China has brought into force a law that requires individuals to have their faces scanned when purchasing a SIM card in a move to ensure mobile users can be identified.
The law, which was announced in September and came into force on 1 December, is part of a broader crackdown on cyber-crime in the country.
The government said it aimed to “protect the legitimate rights and interest of citizens in cyberspace”.
Chinese citizens are already required to show a national ID card or passport and have their photo taken.
The new law requires them to have a facial scan in order to verify that they are a match for the ID provided – a practice already brought in by some telecoms providers as of last year.
The Chinese government wants to be able to identify internet users under a “real name” policy, with a 2017 law, for instance, requiring internet platforms to verify a user’s identity before allowing them to post content online.
The new mobile phone law strengthens such provisions since most Chinese users access the internet via their phones.
Face recognition is also increasingly important to police work such as tracking fugitives, with police saying last year they were able to use the technology to pick out a fugitive from a crowd of 60,000 at a concert.
But it is used increasingly often in the private sector as well, such as to pay in shops and supermarkets.
China has no regulations as yet that limit the use of the technology, leading some to push for stricter controls.
Last month Guo Bing, a professor at Zhejiang Sci-Tech University, filed what is believed to be the country’s first lawsuit against face recognition.
He alleged that a safari park in Hangzhou violated consumer protection laws by scanning his face without his consent.
China’s education ministry said in September it would “curb and regulate” the use of face recognition after parents were angered by its use at a university in Nanjing to monitor students’ attendance and whether they paid attention during class.

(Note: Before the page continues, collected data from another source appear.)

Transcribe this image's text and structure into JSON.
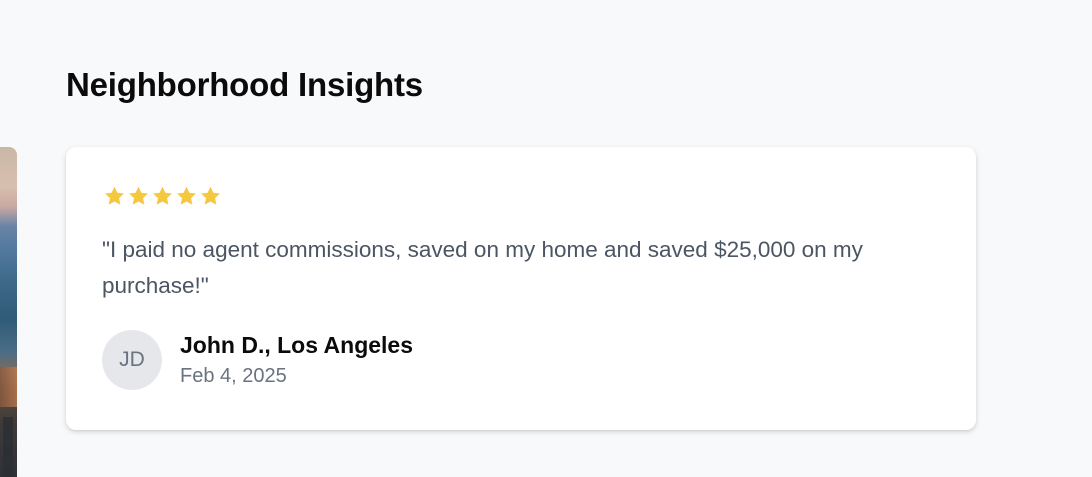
{
  "section": {
    "title": "Neighborhood Insights"
  },
  "review": {
    "rating": 5,
    "max_rating": 5,
    "star_color": "#f5c842",
    "quote": "\"I paid no agent commissions, saved on my home and saved $25,000 on my purchase!\"",
    "author": {
      "initials": "JD",
      "name": "John D., Los Angeles",
      "date": "Feb 4, 2025"
    }
  },
  "side_image": {
    "icon": "city-skyline-photo"
  }
}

Activist group Human Rights Watch said the new law moved China further toward a “dystopian surveillance state” where citizens are constantly monitored.
Some users also expressed unease about the spread of face recognition, saying data breaches could put the data into the hands of thieves.
“Before, thieves knew what your name was, in the future they’ll know what you’ll look like,” said one user of the Weibo microblogging site.
But others said they hoped it could provide protections against scammers, with another Weibo user writing, “As someone who has had their identity stolen, I feel relieved.”